CMS has finalized or proposed several policy changes in 2023, including stricter audits of Medicare Advantage plans, changes to prior authorization and regulations aimed at drug prices.
Here are seven key policies from the agency to note from the first half of 2023:
- CMS is proposing a new rule for drug manufacturers, pharmaceutical benefit managers and managed care plans to increase drug price transparency in Medicaid. The agency laid out plans to increase transparency by requiring manufacturers to disclose some pricing information through a price survey and requiring PBMs to disclose more pricing details to managed care plans. The proposal is open for comment through July 25.
- Two rules proposed by CMS would establish national standards of care provided through fee-for-service Medicaid/CHIP and managed care plans, and require Medicaid managed care plans to disclose provider payment rates online. The proposal is open for comment through July 3.
- CMS upped the number of nonstandard ACA plans payers can offer in each region from two to four. In a final rule, the agency upped the cap on nonstandard plans, added new special exchange enrollment periods for people who have lost Medicaid coverage and established more stringent network requirements for plans.
- In April, CMS issued a final rule that aimed to streamline Medicare Advantage and Part D prior authorizations and clamp down on misleading marketing practices. The rule requires that coordinated care plan prior authorization policies may only be used to confirm the presence of diagnoses or other medical criteria and/or ensure that an item or service is medically necessary.
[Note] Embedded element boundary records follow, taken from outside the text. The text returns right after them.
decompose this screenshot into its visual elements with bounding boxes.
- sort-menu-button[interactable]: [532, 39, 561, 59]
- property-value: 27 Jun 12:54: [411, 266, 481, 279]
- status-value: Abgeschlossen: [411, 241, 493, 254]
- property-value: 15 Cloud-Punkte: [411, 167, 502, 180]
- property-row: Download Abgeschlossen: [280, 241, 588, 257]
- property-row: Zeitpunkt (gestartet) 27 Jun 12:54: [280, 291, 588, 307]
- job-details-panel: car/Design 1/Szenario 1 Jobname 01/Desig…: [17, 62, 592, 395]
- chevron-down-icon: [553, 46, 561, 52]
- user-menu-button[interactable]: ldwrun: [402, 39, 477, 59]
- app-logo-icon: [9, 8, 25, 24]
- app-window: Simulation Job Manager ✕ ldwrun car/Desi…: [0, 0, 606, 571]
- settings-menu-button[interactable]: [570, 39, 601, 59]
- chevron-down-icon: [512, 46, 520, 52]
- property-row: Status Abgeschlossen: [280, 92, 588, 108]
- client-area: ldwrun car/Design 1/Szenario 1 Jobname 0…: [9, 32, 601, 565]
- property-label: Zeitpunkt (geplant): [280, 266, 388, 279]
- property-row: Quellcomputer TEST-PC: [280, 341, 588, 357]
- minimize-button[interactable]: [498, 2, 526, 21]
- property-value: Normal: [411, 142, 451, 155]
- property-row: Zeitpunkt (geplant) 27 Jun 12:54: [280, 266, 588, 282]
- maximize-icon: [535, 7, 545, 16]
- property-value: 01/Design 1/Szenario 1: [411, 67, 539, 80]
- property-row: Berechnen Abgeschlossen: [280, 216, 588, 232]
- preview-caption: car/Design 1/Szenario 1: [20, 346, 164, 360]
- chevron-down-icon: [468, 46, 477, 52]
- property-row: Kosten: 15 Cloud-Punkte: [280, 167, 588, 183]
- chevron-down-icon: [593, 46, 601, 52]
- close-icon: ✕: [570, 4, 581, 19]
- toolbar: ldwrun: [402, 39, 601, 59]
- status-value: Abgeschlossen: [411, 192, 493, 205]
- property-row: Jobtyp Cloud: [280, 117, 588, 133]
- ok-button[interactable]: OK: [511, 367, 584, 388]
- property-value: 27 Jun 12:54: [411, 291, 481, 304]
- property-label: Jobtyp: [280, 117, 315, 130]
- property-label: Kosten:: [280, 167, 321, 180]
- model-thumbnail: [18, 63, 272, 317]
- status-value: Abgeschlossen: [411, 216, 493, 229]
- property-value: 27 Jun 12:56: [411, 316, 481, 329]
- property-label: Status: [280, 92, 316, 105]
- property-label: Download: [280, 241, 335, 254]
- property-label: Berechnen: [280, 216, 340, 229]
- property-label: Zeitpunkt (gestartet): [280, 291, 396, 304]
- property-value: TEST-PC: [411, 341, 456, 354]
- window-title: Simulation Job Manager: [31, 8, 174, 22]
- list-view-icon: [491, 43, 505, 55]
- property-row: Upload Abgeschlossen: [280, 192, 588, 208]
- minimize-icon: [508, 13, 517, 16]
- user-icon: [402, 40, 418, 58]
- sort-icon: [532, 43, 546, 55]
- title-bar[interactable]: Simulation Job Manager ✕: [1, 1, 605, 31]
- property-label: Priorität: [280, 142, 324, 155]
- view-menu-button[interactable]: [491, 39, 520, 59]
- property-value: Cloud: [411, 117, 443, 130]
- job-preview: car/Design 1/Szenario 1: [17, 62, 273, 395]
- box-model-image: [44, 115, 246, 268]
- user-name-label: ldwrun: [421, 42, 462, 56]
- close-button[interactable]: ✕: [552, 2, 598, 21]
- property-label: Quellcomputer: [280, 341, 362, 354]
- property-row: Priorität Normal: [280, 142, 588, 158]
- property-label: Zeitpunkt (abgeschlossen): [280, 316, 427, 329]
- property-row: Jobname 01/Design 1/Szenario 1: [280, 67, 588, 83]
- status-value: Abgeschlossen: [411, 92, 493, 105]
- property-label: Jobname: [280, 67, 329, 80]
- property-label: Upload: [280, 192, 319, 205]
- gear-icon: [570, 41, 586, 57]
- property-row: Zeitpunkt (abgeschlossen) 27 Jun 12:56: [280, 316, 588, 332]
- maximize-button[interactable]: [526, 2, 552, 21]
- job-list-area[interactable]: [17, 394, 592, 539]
- CMS is moving ahead with Medicare Advantage risk adjustment changes payers and some provider groups opposed, but the agency will phase in the model over three years. The agency will shift MA's diagnosing coding from ICD-9 to ICD-10 and remove certain codes from the Hierarchical Condition Categories model, in addition to other changes to risk adjustment payments.
- CMS laid out more details on how it plans to implement the first-ever negotiation process of drug prices under Medicare, which will first apply in 2026, including a timeline. The agency plans to publish updated guidance based on feedback in summer 2023.
- CMS will implement stricter audits of Medicare Advantage plans, a move that could leave payers on the hook for billions of dollars in repayments to the federal government. In a final rule issued Jan. 30, the agency said it will strike the fee-for-service adjuster from risk adjustment data validation audits, a tool that would have calculated a permissible level of payment errors and limited audit recoveries to payment errors above that level.